Дойдя в своем полубреду до этих соображений, он понял, что пора обратиться к психиатру. Но при одной мысли о медицинской беллетристике, как он называл про себя психиатрию, в нем сворачивалась кровь. Один американский врач додумался лечить не больную психику людей, а поведение, добиваясь, чтобы существо с растерзанным сознанием по-обезьяньи копировало действия так называемых нормальных людей и таким образом стало безопасным для окружающих. Под черепной коробкой бушует пламень, а несчастный безумец встает поутру, моется, чистит зубы и начинает вязать джемпер или делать еще что-то в том же духе: простенькое и полезное. Затем в положенное время он ест, пьет, отправляет естественные надобности, гуляет — все с тем же неутихающим пламенем в мозгу — и ложится в кроватку. Эта психиатрическая идиллия — добиться от человека образцового внешнего поведения вне зависимости от внутреннего состояния — страшна. Впрочем, американец хоть додумался до чего-то нового, остальные до сих пор перетирают во рту фрейдовскую жвачку. И если выясняется, что ты не испытал преступной страсти к матери и неистребимого желания ухлопать папашу, они впадают в полнейшую растерянность. Совсем же отсталые, но вовсе не безвредные топчутся в душном мирке углекислых ванн, холодного обтирания и шоковых доз инсулина, награждающих больного сахарным диабетом.

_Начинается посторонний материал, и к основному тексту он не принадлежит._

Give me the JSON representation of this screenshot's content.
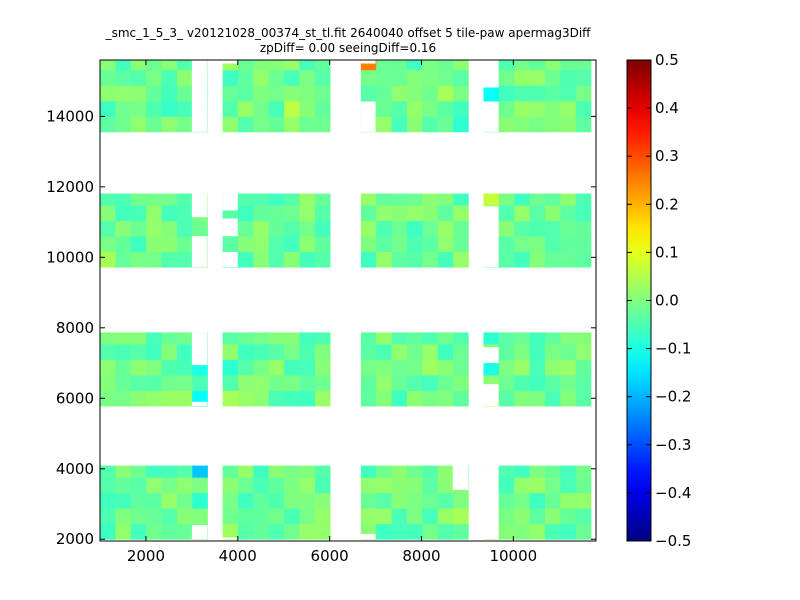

И Гай не пошел к психиатру. Он решил лечить себя сам. Прежде всего нужно было разобраться, что такое любовь, так ли уж существенно и важно это чувство, чтобы терять и себя, и жизнь. После долгих размышлений и сопоставлений у него возникло убеждение, что, утратив любимую, он утратил все имевшиеся у него представления о мире. Сейчас все, что он видит: дом, дерево, птица, собака, скамейка, почтовый ящик, лестница, облако, звезда, — содержит скрытый привкус боли, ибо сложнейшим, неуловимым ассоциативным путем приводит к Рене. До Рены окружающее было словно туманом подернуто, все было, но и ничего не было: не предметы, не существа, а тень предметов, тень существ. При Рене все населяющее мир, включая его самого, налилось полнотой существования: красками, запахами, звуками, очевидностью второго, высшего смысла. Любовь возводит предмет в ранг самого себя; потеря любви превращает предмет в образ боли, а пока любовь не настала, предмет существует лишь как знак своей голой сути. Додумавшись до этого смутного вывода, он стал проверять, действительно ли при Рене дерево было Деревом, забор — Забором, скамейка — Скамейкой, звезда — Звездой. Да, сейчас казалось, что это так. А как было на самом деле, он уже никогда не узнает, потому что в нем стала другая кровь. А если б Рена вернулась — сама, полная любви и всего прежнего, — стало бы дерево вновь Деревом, забор — Забором, звезда — Звездой?..
Какой смысл гадать? Она не может вернуться такой, как прежде, в ней теперь тоже другая кровь. Она может вернуться лишь в унижений, а за унижение отплатит ему тем, что дерево не станет Деревом, забор — Забором, звезда — Звездой. Быть может, лишь на миг станет, в самый первый миг… Нет, его нельзя спасти ее возвращением…
Гай обратился к книгам. Прежде он читал очень много, но затем работа почти не оставила ему свободного времени. Читать же на ходу он не умел. В нем с детства воспитали уважение к книге, странному чуду, куда более загадочному и невероятному, чем все чудеса, порожденные формулой Эйнштейна.